The Stranger and His Son {A Cure for Loneliness on Father’s Day}

It’s Father’s Day.

I am not a fan, especially not this year.

Today feels lonely…and wrong.

On a day normally filled with cookouts and laughter, I find myself alone. I drove to Wheeling for Owen’s baseball game, then waved goodbye as my kiddos left with their dad.  {As it should be.}

My dad is gone; I celebrate him in my heart only.

So.

What does one do with oneself?

I found myself entering Panera for lunch, walking just ahead of a father and his son, who looked about five.

father lead by the hand son

I held the door open, the dad thanking me.  I smiled as I listened to the boy talk to his dad, but I knew before turning that something was “wrong” with the little boy.

His speech wasn’t clear and his conversation skills didn’t match his size.  His dad continually explained to him what they were doing and why.

As we stood in line, the boy grew agitated, and I knew:  He’s autistic.  His sounds weren’t cries exactly…more high-pitched, fearful moans.

The dad spoke patiently to his son, trying to soothe him.

Just a minute. We only need a drink.  It won’t take long.

Except those in front of us were taking FOREVER. The man in front of me kept turning, looking disapprovingly at the boy.  {Evidently thinking his noises were too loud for a restaurant.}

I turned to the little boy and smiled. Knowing that a stranger talking to an autistic child can spell disaster sometimes, I kept my attention to him brief, but I wanted to let the dad know: It’s ok to have him here.

The boy met my eyes and said hi, then resumed his moans now turned squeals.  And then I met the dad’s eyes.  They said, I am sorry.  And I smiled and said….you can go ahead. 

A simple gesture, really.  We’ve all allowed someone with fewer items or restless children to go ahead of us in a line.  But, today…

This dad looked at me with grateful eyes.   He thanked me at the register then again at the drink machine. The sweet little boy stood beside me enthralled as my diet Pepsi ran from the machine into my cup.

Pop,  he said.

 Yes, pop, I replied and smiled.

And he laughed, clutching a bottle of water tightly to his chest as his dad searched for a lid.

His dad turned, thanking me again and out the door they sauntered, hand in hand.

I don’t know this dad.  I will probably never see him again.  But, I am thankful to this patient, loving father for reminding me today {in the midst of my pity party} of my heavenly Father.

The One who allows me to moan and squeal when agitated.  The One who loves me even when others are looking on with disapproval.  The One that smiles when I smile and laughs when I laugh.
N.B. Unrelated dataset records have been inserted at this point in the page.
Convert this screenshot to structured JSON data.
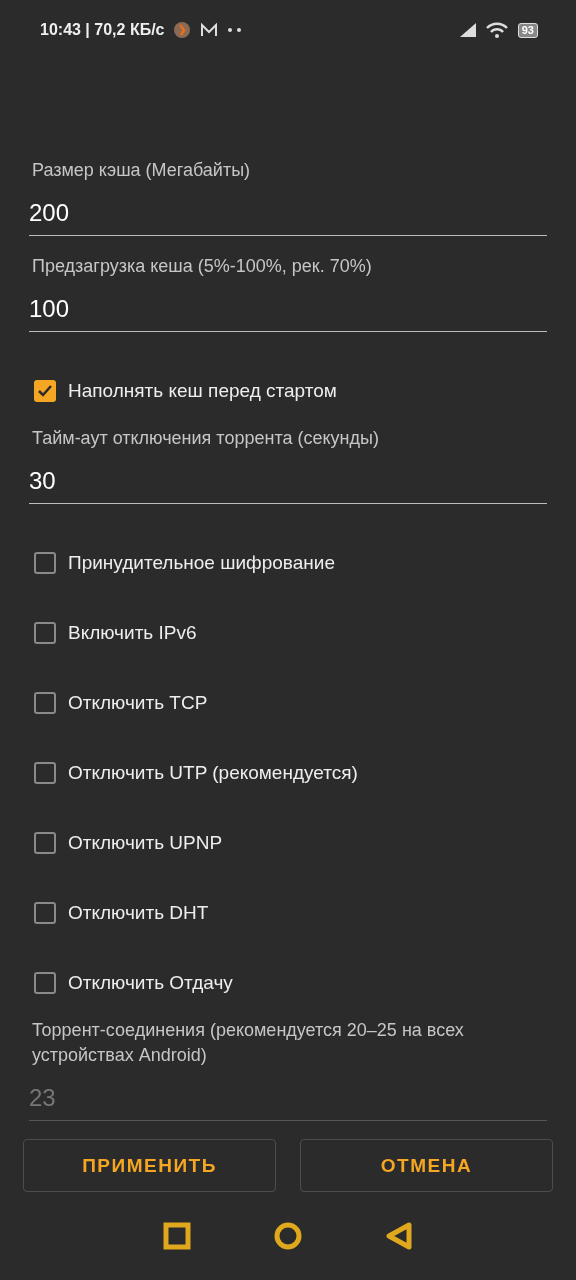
{
  "status_bar": {
    "time": "10:43 | 70,2 КБ/с",
    "battery": "93"
  },
  "settings": [
    {
      "kind": "field",
      "label": "Размер кэша (Мегабайты)",
      "value": "200",
      "disabled": false
    },
    {
      "kind": "field",
      "label": "Предзагрузка кеша (5%-100%, рек. 70%)",
      "value": "100",
      "disabled": false
    },
    {
      "kind": "checkbox",
      "label": "Наполнять кеш перед стартом",
      "checked": true
    },
    {
      "kind": "field",
      "label": "Тайм-аут отключения торрента (секунды)",
      "value": "30",
      "disabled": false
    },
    {
      "kind": "checkbox",
      "label": "Принудительное шифрование",
      "checked": false
    },
    {
      "kind": "checkbox",
      "label": "Включить IPv6",
      "checked": false
    },
    {
      "kind": "checkbox",
      "label": "Отключить TCP",
      "checked": false
    },
    {
      "kind": "checkbox",
      "label": "Отключить UTP (рекомендуется)",
      "checked": false
    },
    {
      "kind": "checkbox",
      "label": "Отключить UPNP",
      "checked": false
    },
    {
      "kind": "checkbox",
      "label": "Отключить DHT",
      "checked": false
    },
    {
      "kind": "checkbox",
      "label": "Отключить Отдачу",
      "checked": false
    },
    {
      "kind": "field",
      "label": "Торрент-соединения (рекомендуется 20–25 на всех устройствах Android)",
      "value": "23",
      "disabled": true
    }
  ],
  "buttons": [
    "ПРИМЕНИТЬ",
    "ОТМЕНА"
  ]
}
The One who speaks soothing words as I wait, agitated.  The One who walks hand in hand with me as I walk through each door.

If you’re alone today, I am sorry. I really am.  Whether your dad is gone or living in another place.  Whether you’re divorced or mourning your spouse’s death.

I know you feel lonely.  And in your loneliness, I pray you remember…He is there. Always.  He loves you.

{Happy Father’s Day, Dad…I look forward to the day we once again celebrate together.}

{Happy Father’s Day, Dad in Panera.  You’re doing so well!}

ms mountaineer dad

Comments

  1. Sue Adams says:

    You are such a precious, caring person. Thanks for being you. Our Father’S know we hold them in our hearts.

  2. Thank you Sarah for this touching blog. I to am lonely today my dad has been gone for 49 years and I still think of him often. My step-father has been gone 10 years and I spent a lot of fathers day with him, a very good man. Now Ralph is gone almost 2 years and I miss him every day. So the only father figure now is Michael and such a good dad he is. I called and wished him happy fathers day and he wished me one to as I was father and mother to him for many years. God Bless you Sarah and know that you are loved.

  3. Kris Raynes says:

    Beautiful story, Sarah. Yesterday in church, the message was to find glory in God during the storm. Praising God when things are great is easy; praising Him when the chips are down is a more difficult task. You always seem to embrace this concept. I hope that your faith is a comfort to you in times like these. I truly feel that your words help others through the storm, and I hope that your strong faith in God pulls you and your family through your storm. The rain never lasts forever. 🙂 God Bless You, Sarah.